Pour la commission, le débat public aura également permis d'ouvrir des portes sur l'avenir et des avancées immédiates et significatives. Ouverture sur l'avenir notamment au travers des deux groupes de travail sur le secret défense et l'accès à l'information et sur la prévision et la prospective des besoins en électricité.
Avancées estimées immédiates puisque EDF s'est engagé à produire une version publique du rapport préliminaire de sûreté de l'EPR qui devrait prendre la forme d'un document technique expurgé des éléments protégés par le secret industriel et à établir une convention EDF/CLI de Flamanville/ANCLI permettant de consulter, sur la base d'un questionnement précis l'ensemble du rapport préliminaire de sûreté.
La Commission estime enfin qu'un nouveau débat public devra être envisagé vers 2015 quand se posera la question du renouvellement du parc et lorsqu'il s'agira de décider de la généralisation éventuelle de l'EPR. Il devrait se dérouler différemment en offrant notamment au public la possibilité d'interpeller, outre le maître d'ouvrage, les pouvoirs publics qui fixent les orientations de la politique industrielle ou énergétique dans lesquels s'inscrit son projet industriel et en organisant le débat suffisamment en amont de la définition de la politique énergétique et non pas seulement en préalable à la décision d'investissement des maîtres d'ouvrage.
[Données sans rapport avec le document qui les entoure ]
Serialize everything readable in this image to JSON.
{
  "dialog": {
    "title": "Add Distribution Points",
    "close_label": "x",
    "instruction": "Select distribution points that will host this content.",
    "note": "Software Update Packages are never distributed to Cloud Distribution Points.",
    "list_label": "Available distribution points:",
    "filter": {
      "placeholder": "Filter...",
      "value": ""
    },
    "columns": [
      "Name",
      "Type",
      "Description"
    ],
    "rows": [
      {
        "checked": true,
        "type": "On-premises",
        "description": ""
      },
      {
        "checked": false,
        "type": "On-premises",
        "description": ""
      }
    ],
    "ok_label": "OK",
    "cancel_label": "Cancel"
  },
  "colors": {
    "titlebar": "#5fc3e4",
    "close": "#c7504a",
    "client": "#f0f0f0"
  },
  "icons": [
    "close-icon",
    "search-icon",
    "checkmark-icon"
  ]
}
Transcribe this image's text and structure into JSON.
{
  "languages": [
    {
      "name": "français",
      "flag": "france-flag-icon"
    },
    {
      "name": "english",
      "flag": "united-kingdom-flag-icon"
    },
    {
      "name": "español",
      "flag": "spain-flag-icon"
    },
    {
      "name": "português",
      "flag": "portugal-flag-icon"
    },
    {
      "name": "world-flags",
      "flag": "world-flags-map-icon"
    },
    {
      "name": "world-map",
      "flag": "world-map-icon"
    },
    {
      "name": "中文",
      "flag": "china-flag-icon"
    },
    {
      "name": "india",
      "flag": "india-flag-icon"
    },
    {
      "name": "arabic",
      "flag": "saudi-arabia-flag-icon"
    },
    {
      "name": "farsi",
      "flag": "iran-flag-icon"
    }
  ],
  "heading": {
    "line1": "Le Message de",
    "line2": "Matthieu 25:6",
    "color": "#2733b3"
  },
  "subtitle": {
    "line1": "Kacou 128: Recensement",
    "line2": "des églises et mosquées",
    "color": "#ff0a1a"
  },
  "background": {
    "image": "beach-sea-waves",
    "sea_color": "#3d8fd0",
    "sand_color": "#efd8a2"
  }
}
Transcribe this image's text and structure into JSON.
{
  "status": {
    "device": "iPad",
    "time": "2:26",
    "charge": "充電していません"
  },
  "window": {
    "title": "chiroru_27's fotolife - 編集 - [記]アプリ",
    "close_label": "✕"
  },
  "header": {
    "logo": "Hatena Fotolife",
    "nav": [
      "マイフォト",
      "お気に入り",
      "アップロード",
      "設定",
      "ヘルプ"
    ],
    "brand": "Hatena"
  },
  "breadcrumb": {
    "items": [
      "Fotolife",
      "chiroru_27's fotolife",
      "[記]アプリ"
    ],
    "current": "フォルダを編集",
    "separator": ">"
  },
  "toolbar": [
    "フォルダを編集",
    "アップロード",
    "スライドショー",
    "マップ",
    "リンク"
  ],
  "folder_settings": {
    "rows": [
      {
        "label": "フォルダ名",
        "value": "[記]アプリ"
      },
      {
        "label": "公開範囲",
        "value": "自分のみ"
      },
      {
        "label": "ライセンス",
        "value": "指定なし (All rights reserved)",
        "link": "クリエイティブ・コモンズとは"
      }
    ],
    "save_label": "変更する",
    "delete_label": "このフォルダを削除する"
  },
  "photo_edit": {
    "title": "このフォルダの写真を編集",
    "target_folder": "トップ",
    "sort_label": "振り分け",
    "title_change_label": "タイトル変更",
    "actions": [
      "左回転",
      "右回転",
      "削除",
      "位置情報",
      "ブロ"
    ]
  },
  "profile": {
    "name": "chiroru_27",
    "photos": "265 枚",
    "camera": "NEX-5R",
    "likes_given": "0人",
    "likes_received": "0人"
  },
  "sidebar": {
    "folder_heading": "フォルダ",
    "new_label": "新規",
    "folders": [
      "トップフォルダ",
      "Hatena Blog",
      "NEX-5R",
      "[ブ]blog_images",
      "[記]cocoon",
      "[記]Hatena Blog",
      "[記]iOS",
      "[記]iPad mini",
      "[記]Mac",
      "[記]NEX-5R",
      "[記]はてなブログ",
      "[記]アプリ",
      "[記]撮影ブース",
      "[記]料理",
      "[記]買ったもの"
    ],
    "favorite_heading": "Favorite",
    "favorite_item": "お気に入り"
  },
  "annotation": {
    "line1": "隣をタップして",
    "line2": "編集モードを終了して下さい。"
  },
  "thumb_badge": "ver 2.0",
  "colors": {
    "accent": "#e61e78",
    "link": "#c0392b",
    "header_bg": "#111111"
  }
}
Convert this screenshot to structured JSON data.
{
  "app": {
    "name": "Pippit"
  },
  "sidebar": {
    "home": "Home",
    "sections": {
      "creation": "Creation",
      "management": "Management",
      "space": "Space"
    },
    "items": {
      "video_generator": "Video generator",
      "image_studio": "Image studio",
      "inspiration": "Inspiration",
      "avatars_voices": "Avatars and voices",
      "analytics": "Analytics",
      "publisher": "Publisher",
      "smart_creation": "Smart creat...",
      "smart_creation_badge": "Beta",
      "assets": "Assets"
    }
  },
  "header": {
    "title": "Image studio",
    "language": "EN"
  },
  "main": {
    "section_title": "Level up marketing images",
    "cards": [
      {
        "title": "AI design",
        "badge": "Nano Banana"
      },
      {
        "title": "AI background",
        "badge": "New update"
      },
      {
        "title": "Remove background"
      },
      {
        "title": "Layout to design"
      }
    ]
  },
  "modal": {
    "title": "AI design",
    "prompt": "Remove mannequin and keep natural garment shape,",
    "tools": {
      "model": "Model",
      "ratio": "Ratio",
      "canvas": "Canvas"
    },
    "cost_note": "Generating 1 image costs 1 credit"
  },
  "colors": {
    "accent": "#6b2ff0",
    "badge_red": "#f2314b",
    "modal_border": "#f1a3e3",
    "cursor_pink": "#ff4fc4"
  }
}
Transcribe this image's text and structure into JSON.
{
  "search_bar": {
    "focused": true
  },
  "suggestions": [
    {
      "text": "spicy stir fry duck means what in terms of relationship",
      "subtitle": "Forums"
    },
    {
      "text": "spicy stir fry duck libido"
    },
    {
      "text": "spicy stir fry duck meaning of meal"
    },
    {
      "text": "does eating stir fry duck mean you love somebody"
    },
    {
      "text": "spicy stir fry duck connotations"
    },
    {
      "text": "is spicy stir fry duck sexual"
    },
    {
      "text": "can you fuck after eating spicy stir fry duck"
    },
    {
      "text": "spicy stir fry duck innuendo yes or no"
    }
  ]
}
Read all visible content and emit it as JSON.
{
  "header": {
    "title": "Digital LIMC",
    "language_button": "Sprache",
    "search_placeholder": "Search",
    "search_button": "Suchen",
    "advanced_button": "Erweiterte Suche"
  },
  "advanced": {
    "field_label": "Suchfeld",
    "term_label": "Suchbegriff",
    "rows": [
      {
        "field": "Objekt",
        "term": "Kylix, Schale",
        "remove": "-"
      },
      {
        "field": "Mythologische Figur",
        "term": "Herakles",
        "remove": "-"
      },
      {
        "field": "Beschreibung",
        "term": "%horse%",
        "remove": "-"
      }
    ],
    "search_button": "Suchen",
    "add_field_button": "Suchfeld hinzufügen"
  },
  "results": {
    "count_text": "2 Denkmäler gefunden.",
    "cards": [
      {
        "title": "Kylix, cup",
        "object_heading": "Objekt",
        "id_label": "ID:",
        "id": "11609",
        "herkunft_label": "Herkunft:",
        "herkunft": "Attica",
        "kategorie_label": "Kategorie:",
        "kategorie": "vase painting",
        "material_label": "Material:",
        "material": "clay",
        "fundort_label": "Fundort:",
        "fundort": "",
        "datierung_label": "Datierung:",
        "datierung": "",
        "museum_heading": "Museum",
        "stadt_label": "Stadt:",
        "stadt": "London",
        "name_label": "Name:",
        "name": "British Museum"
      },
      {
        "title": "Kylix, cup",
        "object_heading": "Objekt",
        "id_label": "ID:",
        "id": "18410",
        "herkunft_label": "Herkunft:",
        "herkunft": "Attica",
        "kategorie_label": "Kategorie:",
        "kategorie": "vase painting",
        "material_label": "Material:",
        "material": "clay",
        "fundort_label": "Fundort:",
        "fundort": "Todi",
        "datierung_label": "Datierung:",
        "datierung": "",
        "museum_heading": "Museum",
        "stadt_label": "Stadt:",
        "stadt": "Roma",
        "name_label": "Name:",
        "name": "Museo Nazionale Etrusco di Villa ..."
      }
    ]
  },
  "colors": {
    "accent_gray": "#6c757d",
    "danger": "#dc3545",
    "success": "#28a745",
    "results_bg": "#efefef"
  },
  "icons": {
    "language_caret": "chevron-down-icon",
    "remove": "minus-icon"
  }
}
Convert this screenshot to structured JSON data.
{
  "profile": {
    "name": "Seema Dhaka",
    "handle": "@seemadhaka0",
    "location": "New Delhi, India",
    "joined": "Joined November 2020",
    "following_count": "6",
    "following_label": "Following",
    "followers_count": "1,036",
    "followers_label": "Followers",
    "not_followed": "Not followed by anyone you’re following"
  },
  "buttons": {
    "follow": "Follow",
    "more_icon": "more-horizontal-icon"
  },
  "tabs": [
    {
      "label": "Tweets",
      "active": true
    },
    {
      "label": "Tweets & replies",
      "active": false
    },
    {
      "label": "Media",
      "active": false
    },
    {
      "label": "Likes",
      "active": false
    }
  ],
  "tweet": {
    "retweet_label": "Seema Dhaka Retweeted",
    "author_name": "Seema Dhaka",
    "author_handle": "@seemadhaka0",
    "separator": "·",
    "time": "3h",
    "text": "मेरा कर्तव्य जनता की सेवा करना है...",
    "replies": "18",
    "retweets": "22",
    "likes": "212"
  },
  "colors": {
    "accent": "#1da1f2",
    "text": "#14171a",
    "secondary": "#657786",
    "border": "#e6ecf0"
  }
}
Mais à l'initiative du Collectif Régional de Normandie et de l'Ouest L'EPR, non merci, ni ailleurs, ni ici ! et du Réseau Sortir du nucléaire, plus de 10.000 manifestants venus de toute la France et d'Europe sont attendus samedi à Cherbourg pour s'opposer à la relance du nucléaire en France et dans le monde et pour protester notamment contre la construction prévue du réacteur nucléaire EPR. De nombreuses personnalités de tous horizons sont attendues comme le militant altermondialiste José Bové, l'ancienne ministre de l'Environnement Corinne Lepage (Cap 21), le député Vert Noël Mamère et le porte-parole de la Ligue communiste révolutionnaire (LCR) Olivier Besancenot.
Pour les verts, la construction d'un réacteur EPR pose les mêmes problèmes de déchets et prolifération que toutes les autres centrales. Il est simplement l'illustration d'une idéologie nucléocrate totalement dépassée, n'apportant de plus aucune amélioration technologique significative par rapport à la précédente génération de réacteurs nucléaires, indiquent-t'ils dans un communiqué.
Corinne Lepage, ancienne ministre de l'Environnement, qui accompagnera une délégation de CAP 21, estime quant à elle, le projet inutile, onéreux et inopportun. Inutile en ce que ce nouveau prototype n'apporte que peu de progrès par rapport à la génération précédente, laisse en suspens des questions essentielles de sécurité, et n'assure même pas un intérêt économique pour les entreprises et les salariés français puisque la cuve du prototype finlandais sera réalisée au Japon. Onéreux, en ce que ce prototype est évalué au départ à 3 milliards d'euros, ce qui signifie qu'il coûtera probablement de 30 à 50 % plus cher en fin de réalisation. Inopportun, en ce que ces 3 milliards d'euros vont canaliser la quasi-totalité des fonds publics de recherche, alors même que l'industrie française de l'énergie renouvelable aurait besoin pour se développer d'un véritable effort de recherche et d'innovation.